CategorySwine Health-Foreign Animal Disease
Date Full Report Received07/28/2019
Date Abstract Report Received07/28/2019
Funded ByNational Pork Board
Classical swine fever (CSF) is a highly contagious swine viral disease. To date, CSF is still listed as a highly contagious swine viral disease by the World Organization for Animal Health (OIE). An outbreak of CSF impairs domestic and international trade and the movement of pigs and pig products. C-strain vaccines are considered to be safe and effective against all CSFV genotypes, and are widely used for CSF control worldwide. However, no corresponding serological DIVA (differentiate infected from vaccinated animals) test for C-strain vaccine is available, which hampered the application of C-strain based DIVA approach in CSF control.

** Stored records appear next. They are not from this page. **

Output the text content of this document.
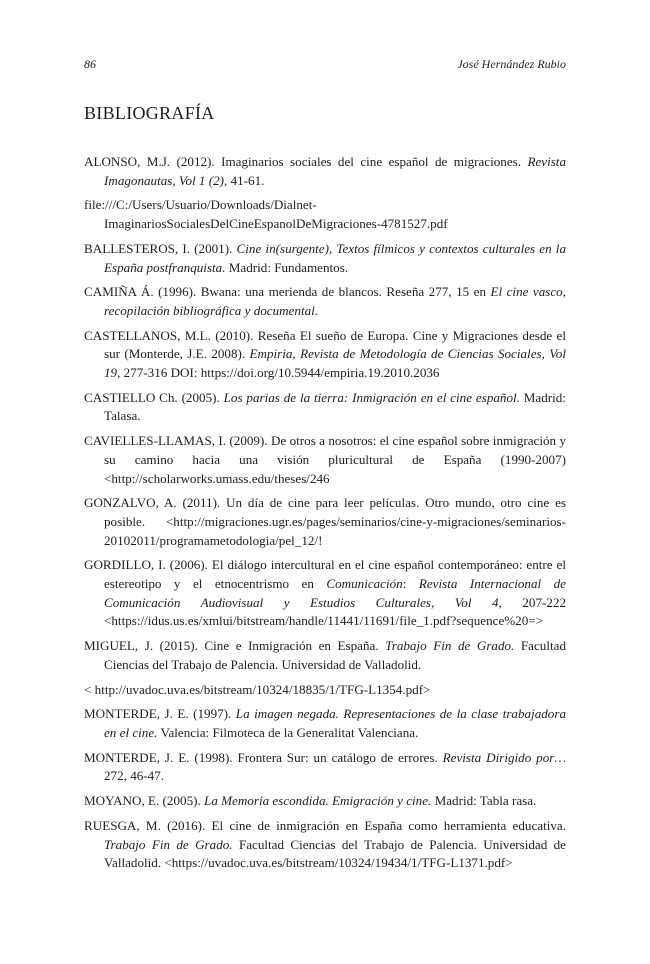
86	José Hernández Rubio
BIBLIOGRAFÍA
ALONSO, M.J. (2012). Imaginarios sociales del cine español de migraciones. Revista Imagonautas, Vol 1 (2), 41-61.
file:///C:/Users/Usuario/Downloads/Dialnet-ImaginariosSocialesDelCineEspanolDeMigraciones-4781527.pdf
BALLESTEROS, I. (2001). Cine in(surgente), Textos fílmicos y contextos culturales en la España postfranquista. Madrid: Fundamentos.
CAMIÑA Á. (1996). Bwana: una merienda de blancos. Reseña 277, 15 en El cine vasco, recopilación bibliográfica y documental.
CASTELLANOS, M.L. (2010). Reseña El sueño de Europa. Cine y Migraciones desde el sur (Monterde, J.E. 2008). Empiria, Revista de Metodología de Ciencias Sociales, Vol 19, 277-316 DOI: https://doi.org/10.5944/empiria.19.2010.2036
CASTIELLO Ch. (2005). Los parias de la tierra: Inmigración en el cine español. Madrid: Talasa.
CAVIELLES-LLAMAS, I. (2009). De otros a nosotros: el cine español sobre inmigración y su camino hacia una visión pluricultural de España (1990-2007) <http://scholarworks.umass.edu/theses/246
GONZALVO, A. (2011). Un día de cine para leer películas. Otro mundo, otro cine es posible. <http://migraciones.ugr.es/pages/seminarios/cine-y-migraciones/seminarios-20102011/programametodologia/pel_12/!
GORDILLO, I. (2006). El diálogo intercultural en el cine español contemporáneo: entre el estereotipo y el etnocentrismo en Comunicación: Revista Internacional de Comunicación Audiovisual y Estudios Culturales, Vol 4, 207-222 <https://idus.us.es/xmlui/bitstream/handle/11441/11691/file_1.pdf?sequence%20=>
MIGUEL, J. (2015). Cine e Inmigración en España. Trabajo Fin de Grado. Facultad Ciencias del Trabajo de Palencia. Universidad de Valladolid.
< http://uvadoc.uva.es/bitstream/10324/18835/1/TFG-L1354.pdf>
MONTERDE, J. E. (1997). La imagen negada. Representaciones de la clase trabajadora en el cine. Valencia: Filmoteca de la Generalitat Valenciana.
MONTERDE, J. E. (1998). Frontera Sur: un catálogo de errores. Revista Dirigido por… 272, 46-47.
MOYANO, E. (2005). La Memoria escondida. Emigración y cine. Madrid: Tabla rasa.
RUESGA, M. (2016). El cine de inmigración en España como herramienta educativa. Trabajo Fin de Grado. Facultad Ciencias del Trabajo de Palencia. Universidad de Valladolid. <https://uvadoc.uva.es/bitstream/10324/19434/1/TFG-L1371.pdf>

In this project, to make the well-known safe and efficacious C-strain vaccine DIVA compatible, two competitive ELISAs (cELISA) with an emphasis on the differentiation of infected from C-strain vaccinated animals were developed and validated. After comprehensive assessment and validation by Western blotting, indirect fluorescent antibody assay (IFA) and testing different categories of pig sera, Horseradish Peroxidase (HRP)-mAb 1504 (against C-strain Erns protein) based cELISA showed very high specificity, sensitivity and reproducibility. The established HRP-mAb 1504 based cELISA can efficiently differentiate C-strain or C-strain Erns immunized pigs from other CSFVs or other viruses (PRRSV, PRV, BVDV) infected pigs. It can detect C-strain induced antibodies as early as 7-14 days post vaccination (DPV) with neutralizing titer 1:5 to 1:15. The diagnostic sensitivity and specificity of the cELISA were 100% (95% confidence interval: 91.2 to 100%) and 100% (95% confidence interval: 99.3 to 100%), respectively.

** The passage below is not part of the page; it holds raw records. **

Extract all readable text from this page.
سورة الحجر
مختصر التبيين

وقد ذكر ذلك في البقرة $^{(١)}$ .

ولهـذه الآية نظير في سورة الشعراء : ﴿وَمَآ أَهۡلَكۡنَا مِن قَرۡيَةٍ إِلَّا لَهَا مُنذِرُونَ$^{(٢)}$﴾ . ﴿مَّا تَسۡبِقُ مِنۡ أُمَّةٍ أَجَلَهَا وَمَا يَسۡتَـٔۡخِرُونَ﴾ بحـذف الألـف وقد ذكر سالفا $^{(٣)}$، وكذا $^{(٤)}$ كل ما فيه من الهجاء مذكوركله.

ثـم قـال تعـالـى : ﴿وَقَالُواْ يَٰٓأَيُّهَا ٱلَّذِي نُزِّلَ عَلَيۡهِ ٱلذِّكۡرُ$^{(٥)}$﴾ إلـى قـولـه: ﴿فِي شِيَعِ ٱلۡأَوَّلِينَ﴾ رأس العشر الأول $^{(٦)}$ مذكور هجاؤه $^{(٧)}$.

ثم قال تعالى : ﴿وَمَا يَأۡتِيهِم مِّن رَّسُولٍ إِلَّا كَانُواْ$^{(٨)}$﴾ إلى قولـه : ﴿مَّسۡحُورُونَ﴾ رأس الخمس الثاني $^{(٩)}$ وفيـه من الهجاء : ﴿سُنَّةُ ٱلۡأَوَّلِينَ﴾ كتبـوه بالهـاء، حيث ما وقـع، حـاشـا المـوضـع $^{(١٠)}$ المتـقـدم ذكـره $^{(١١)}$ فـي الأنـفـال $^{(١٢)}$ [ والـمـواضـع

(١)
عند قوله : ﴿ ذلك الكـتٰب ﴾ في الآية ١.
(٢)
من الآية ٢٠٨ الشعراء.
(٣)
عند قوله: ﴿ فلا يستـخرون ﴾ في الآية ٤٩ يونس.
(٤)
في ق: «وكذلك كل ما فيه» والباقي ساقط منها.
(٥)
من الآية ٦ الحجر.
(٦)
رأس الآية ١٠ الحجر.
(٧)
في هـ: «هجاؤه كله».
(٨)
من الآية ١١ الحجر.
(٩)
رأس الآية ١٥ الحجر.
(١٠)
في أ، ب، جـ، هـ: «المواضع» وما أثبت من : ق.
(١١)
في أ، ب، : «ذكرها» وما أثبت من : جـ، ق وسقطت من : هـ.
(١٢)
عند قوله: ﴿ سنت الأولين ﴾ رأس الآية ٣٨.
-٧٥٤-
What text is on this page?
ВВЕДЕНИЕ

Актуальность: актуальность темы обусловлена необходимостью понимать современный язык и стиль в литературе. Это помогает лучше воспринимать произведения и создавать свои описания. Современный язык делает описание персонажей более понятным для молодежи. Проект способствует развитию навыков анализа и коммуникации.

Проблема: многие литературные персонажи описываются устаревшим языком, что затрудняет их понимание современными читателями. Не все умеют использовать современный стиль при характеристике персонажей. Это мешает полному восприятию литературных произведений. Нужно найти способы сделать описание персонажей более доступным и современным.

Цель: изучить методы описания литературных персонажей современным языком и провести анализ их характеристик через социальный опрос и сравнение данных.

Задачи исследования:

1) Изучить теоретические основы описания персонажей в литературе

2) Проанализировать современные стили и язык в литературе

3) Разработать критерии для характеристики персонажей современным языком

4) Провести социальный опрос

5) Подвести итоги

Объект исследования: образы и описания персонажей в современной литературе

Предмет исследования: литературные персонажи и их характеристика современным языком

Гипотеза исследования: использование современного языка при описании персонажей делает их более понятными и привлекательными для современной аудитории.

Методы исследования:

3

The novel HRP-mAb 1504 based cELISA established in this project is a valuable tool for measuring and differentiating immune responses to C-strain vaccination in pigs. It is applicable as an accompanying DIVA assay to C-strain originated vaccines (live-attenuated or E2 subunit), can be safely manufactured in the United States and will facilitate the implementation of “vaccination to live” strategy for CSF outbreak control.